Hawthorne Plum Creek IMG 1849

Photo by C.M. Walker/Alachua County Today

City of Hawthorne officials met to discuss environmental concerns related to the development of 1,200 acres of property annexed into the city limits.

HAWTHORNE – Hawthorne city commissioners held a workshop Tuesday to address environmental concerns identified by Alachua County regarding the future development of 1,200 acres recently annexed by the City of Hawthorne.

Although county staff recommended rejecting the annexation, the county commission instead has asked Hawthorne to address certain environmental concerns.

“The county asked that we improve wetland protection policies, designate conservation areas related to wetlands and provide additional buffering from incompatible uses,” said Hawthorne Mayor Matt Surrency.

The land in question is owned by Plum Creek Timber, the largest land owner in the county and one of the largest real estate investment trusts in the country.

Hawthorne is the epicenter for the first part of Plum Creek’s massive development plan for eastern Alachua County, called Envision Alachua, which could potentially impact 7,000 acres and create 30,000 jobs over the next 50 years.

The Hawthorne portion of Plum Creek’s project potentially includes development of 800 residences, 150,000 sq. ft. of retail space and 2.85 million sq. ft. of manufacturing space.

Chris Dougherty of Littlejohn Engineering Associates in Orlando researched the county's concerns and prepared a presentation for Tuesday evening's workshop.

While Hawthorne currently contracts with Alachua County for planning services, the city decided to make an exception in this instance.

“We outsourced this project to Littlejohn because we wanted to hire a company with no current ties to the city or county,” Surrency said. “We had to go all the way to Orlando to find that company.”

Dougherty explained certain aspects of the city's Comprehensive Plan and how it works, what regulations and regulatory agencies would enforce certain aspects of the Plum Creek development, and identified areas that require more stringent wetland protection.

The recommendations will go back to the city's Planning and Zoning Board for review and final recommendation to the city commission. “Once approved, the plan will be forwarded to Tallahassee,” said City Manager Ellen Vause.

“This is now a city issue and it will not go back to the county for any further action,” Surrency said. However, the city is looking at the county suggestions in an effort to develop the best possible plan.

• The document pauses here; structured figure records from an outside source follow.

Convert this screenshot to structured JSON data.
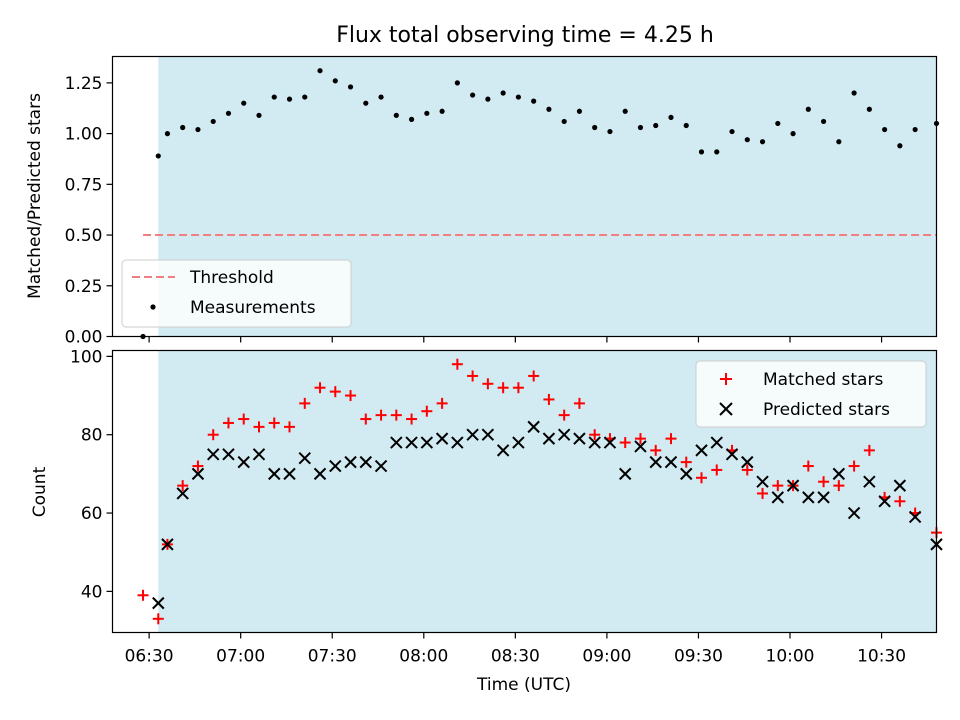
{
  "figure": {
    "title": "Flux total observing time = 4.25 h",
    "xlabel": "Time (UTC)"
  },
  "colors": {
    "shade": "#add8e6",
    "threshold": "#f08080",
    "measurements": "#000000",
    "matched": "#ff0000",
    "predicted": "#000000"
  },
  "chart_data": [
    {
      "type": "scatter",
      "ylabel": "Matched/Predicted stars",
      "ylim": [
        0,
        1.38
      ],
      "xlim": [
        "06:18",
        "10:48"
      ],
      "yticks": [
        0.0,
        0.25,
        0.5,
        0.75,
        1.0,
        1.25
      ],
      "ytick_labels": [
        "0.00",
        "0.25",
        "0.50",
        "0.75",
        "1.00",
        "1.25"
      ],
      "grid": false,
      "legend_position": "lower-left",
      "observing_window": [
        "06:33",
        "10:48"
      ],
      "threshold": {
        "name": "Threshold",
        "value": 0.5,
        "x": [
          "06:28",
          "10:48"
        ]
      },
      "series": [
        {
          "name": "Measurements",
          "x": [
            "06:28",
            "06:33",
            "06:36",
            "06:41",
            "06:46",
            "06:51",
            "06:56",
            "07:01",
            "07:06",
            "07:11",
            "07:16",
            "07:21",
            "07:26",
            "07:31",
            "07:36",
            "07:41",
            "07:46",
            "07:51",
            "07:56",
            "08:01",
            "08:06",
            "08:11",
            "08:16",
            "08:21",
            "08:26",
            "08:31",
            "08:36",
            "08:41",
            "08:46",
            "08:51",
            "08:56",
            "09:01",
            "09:06",
            "09:11",
            "09:16",
            "09:21",
            "09:26",
            "09:31",
            "09:36",
            "09:41",
            "09:46",
            "09:51",
            "09:56",
            "10:01",
            "10:06",
            "10:11",
            "10:16",
            "10:21",
            "10:26",
            "10:31",
            "10:36",
            "10:41",
            "10:48"
          ],
          "y": [
            0.0,
            0.89,
            1.0,
            1.03,
            1.02,
            1.06,
            1.1,
            1.15,
            1.09,
            1.18,
            1.17,
            1.18,
            1.31,
            1.26,
            1.23,
            1.15,
            1.18,
            1.09,
            1.07,
            1.1,
            1.11,
            1.25,
            1.19,
            1.17,
            1.2,
            1.18,
            1.16,
            1.12,
            1.06,
            1.11,
            1.03,
            1.01,
            1.11,
            1.03,
            1.04,
            1.08,
            1.04,
            0.91,
            0.91,
            1.01,
            0.97,
            0.96,
            1.05,
            1.0,
            1.12,
            1.06,
            0.96,
            1.2,
            1.12,
            1.02,
            0.94,
            1.02,
            1.05
          ]
        }
      ],
      "xticks": [
        "06:30",
        "07:00",
        "07:30",
        "08:00",
        "08:30",
        "09:00",
        "09:30",
        "10:00",
        "10:30"
      ]
    },
    {
      "type": "scatter",
      "ylabel": "Count",
      "ylim": [
        29.5,
        101.5
      ],
      "xlim": [
        "06:18",
        "10:48"
      ],
      "yticks": [
        40,
        60,
        80,
        100
      ],
      "ytick_labels": [
        "40",
        "60",
        "80",
        "100"
      ],
      "grid": false,
      "legend_position": "top-right",
      "observing_window": [
        "06:33",
        "10:48"
      ],
      "x": [
        "06:28",
        "06:33",
        "06:36",
        "06:41",
        "06:46",
        "06:51",
        "06:56",
        "07:01",
        "07:06",
        "07:11",
        "07:16",
        "07:21",
        "07:26",
        "07:31",
        "07:36",
        "07:41",
        "07:46",
        "07:51",
        "07:56",
        "08:01",
        "08:06",
        "08:11",
        "08:16",
        "08:21",
        "08:26",
        "08:31",
        "08:36",
        "08:41",
        "08:46",
        "08:51",
        "08:56",
        "09:01",
        "09:06",
        "09:11",
        "09:16",
        "09:21",
        "09:26",
        "09:31",
        "09:36",
        "09:41",
        "09:46",
        "09:51",
        "09:56",
        "10:01",
        "10:06",
        "10:11",
        "10:16",
        "10:21",
        "10:26",
        "10:31",
        "10:36",
        "10:41",
        "10:48"
      ],
      "series": [
        {
          "name": "Matched stars",
          "y": [
            39,
            33,
            52,
            67,
            72,
            80,
            83,
            84,
            82,
            83,
            82,
            88,
            92,
            91,
            90,
            84,
            85,
            85,
            84,
            86,
            88,
            98,
            95,
            93,
            92,
            92,
            95,
            89,
            85,
            88,
            80,
            79,
            78,
            79,
            76,
            79,
            73,
            69,
            71,
            76,
            71,
            65,
            67,
            67,
            72,
            68,
            67,
            72,
            76,
            64,
            63,
            60,
            55
          ]
        },
        {
          "name": "Predicted stars",
          "y": [
            null,
            37,
            52,
            65,
            70,
            75,
            75,
            73,
            75,
            70,
            70,
            74,
            70,
            72,
            73,
            73,
            72,
            78,
            78,
            78,
            79,
            78,
            80,
            80,
            76,
            78,
            82,
            79,
            80,
            79,
            78,
            78,
            70,
            77,
            73,
            73,
            70,
            76,
            78,
            75,
            73,
            68,
            64,
            67,
            64,
            64,
            70,
            60,
            68,
            63,
            67,
            59,
            52
          ]
        }
      ],
      "xticks": [
        "06:30",
        "07:00",
        "07:30",
        "08:00",
        "08:30",
        "09:00",
        "09:30",
        "10:00",
        "10:30"
      ]
    }
  ]
}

“There are always pros and cons to development and we believe the city can ensure economic development and environmental protection at the same time,” Surrency said.

“The important thing to note is that everybody on our commission has been raised in the Hawthorne area and are long-time residents of Hawthorne. We are going to maintain the small town character of Hawthorne through our Planning and Zoning Board.”